ADR-0030: Logging Cadence & Stats Extensibility

Status: Accepted • Date: 2026-04-06

1. Context & Problem

Silvasonic's backend consists of a Controller and various Tier-2 or Background Workers (Recorder, UploadWorker, Indexer, BirdNET). These services operate continuously and process thousands of discrete events over time (audio files, log lines, uploads).

Currently, logging behavior is fragmented and prone to spam: - ControllerStats, RecordingStats and UploadStats implemented a "Two-Phase" logging pattern (5 minutes of verbose startup logging followed by periodic 5-minute summaries). While effective in reducing log-spam (Loki/Promtail), this lead to duplicated boilerplate for time measurement (time.monotonic()) and edge-case transitions. - Conversely, modules like the Indexer, Janitor, and BirdNET log indiscriminately per action, flooding the SIEM view and slowing down log rotation.

A forced abstract base class (ABC) to handle stats tracking across the board was considered but discarded due to the risk of "False Abstraction". The tracker instances operate under vastly different concurrency assumptions (multi-threaded GIL locks in RecordingStats, asynchronous loop snapshots in ControllerStats, lock-free async runs in UploadStats).

2. Decision

We mandate a unified Two-Phase Logging Pattern ("Logging Contract") via Composition instead of inheritance, to eliminate log spam while acknowledging the diverse concurrency models. This contract becomes an integral extension of the SilvaService blueprint.

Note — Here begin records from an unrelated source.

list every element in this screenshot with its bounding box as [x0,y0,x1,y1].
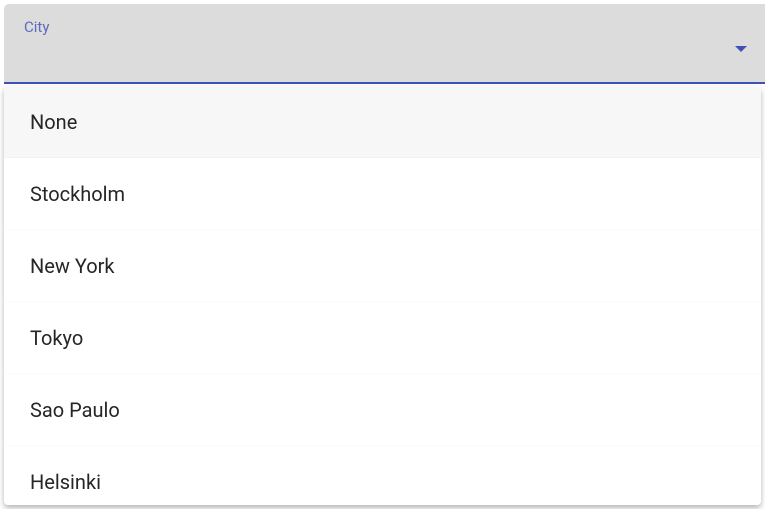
chevron-down-icon [735,46,747,52]
option-label: None [30,110,77,134]
option-new-york[interactable]: New York [4,230,761,302]
option-label: New York [30,254,115,278]
city-select[interactable]: City [4,4,765,84]
option-label: Stockholm [30,182,125,206]
option-label: Sao Paulo [30,398,120,422]
option-none[interactable]: None [4,86,761,158]
option-label: Helsinki [30,470,101,494]
option-helsinki[interactable]: Helsinki [4,446,761,505]
option-stockholm[interactable]: Stockholm [4,158,761,230]
option-tokyo[interactable]: Tokyo [4,302,761,374]
option-sao-paulo[interactable]: Sao Paulo [4,374,761,446]
option-label: Tokyo [30,326,83,350]
select-label: City [24,18,49,36]
dropdown-panel[interactable]: None Stockholm New York Tokyo Sao Paulo … [4,86,761,505]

2.1. Composition with TwoPhaseWindow

We introduce packages/core/src/silvasonic/core/logging/two_phase.py (TwoPhaseWindow). This helper strictly encapsulates the math of time comparisons (time.monotonic()) and phase transitions (evaluating whether a system is in startup phase or steady state). It performs no logging, maintains no thread-locks, and has no domain-metrics counters. Services instantiate it to safely trigger their domain-specific logs under their required concurrency model.

2.2. The Structured Logging Contract

When logging summary metrics in structured format (structlog), services MUST adhere to the following event names to allow uniform Promtail/Loki dashboarding: - <service/module>.startup_phase_complete: Logs exactly once when transitioning to steady state. - <service/module>.summary: Emitted periodically during steady state. - <service/module>.final_summary: Emitted when the service gracefully shuts down.

Additionally, every summary JSON payload MUST include at the top level: - uptime_s: (float) Precision time since instantiation. - interval_s: (float) Precision time since the last summary.

2.3. Configuration Tier

Following ADR-0023, the intervals for logging cadence are considered Operational Infrastructure state, not Business Domain state. - Fallback defaults (DEFAULT_LOG_STARTUP_S, DEFAULT_LOG_SUMMARY_INTERVAL_S) reside in packages/core/src/silvasonic/core/logging/constants.py. - Service-specific configuration continues to use Environment overrides (.env -> BaseSettings, e.g., SILVASONIC_PROCESSOR_LOG_STARTUP_S). - There is no central database configuration table for logging rhythms.

3. Options Considered

  • Abstract Base Class (TwoPhaseTracker): Rejected. Would force identical thread-locking paradigms onto all services, creating overhead for lock-free services and preventing async snapshot injection for services like the Controller.
  • system_config Database Table: Rejected. Dynamically changeable JSON intervals for system logging violate the immutable-container directive and overcomplicate the database settings tier. Overrides belong in .env.
  • Ignore spammy services: Rejected. Technical debt in the logging sphere causes real-world pain for deployments over cellular/LTE connections.

4. Consequences

  • Positive: Massive reduction in log spam for remote edge devices. Unified SIEM parsing via interval_s and uptime_s metadata. Clear decoupled API boundaries for future services (e.g. BatDetect, Weather worker) without locking constraints.
  • Negative: Existing services (BirdNET, Indexer) require immediate refactoring to align with this standard, shifting their logs from per-action prints to bundled counters.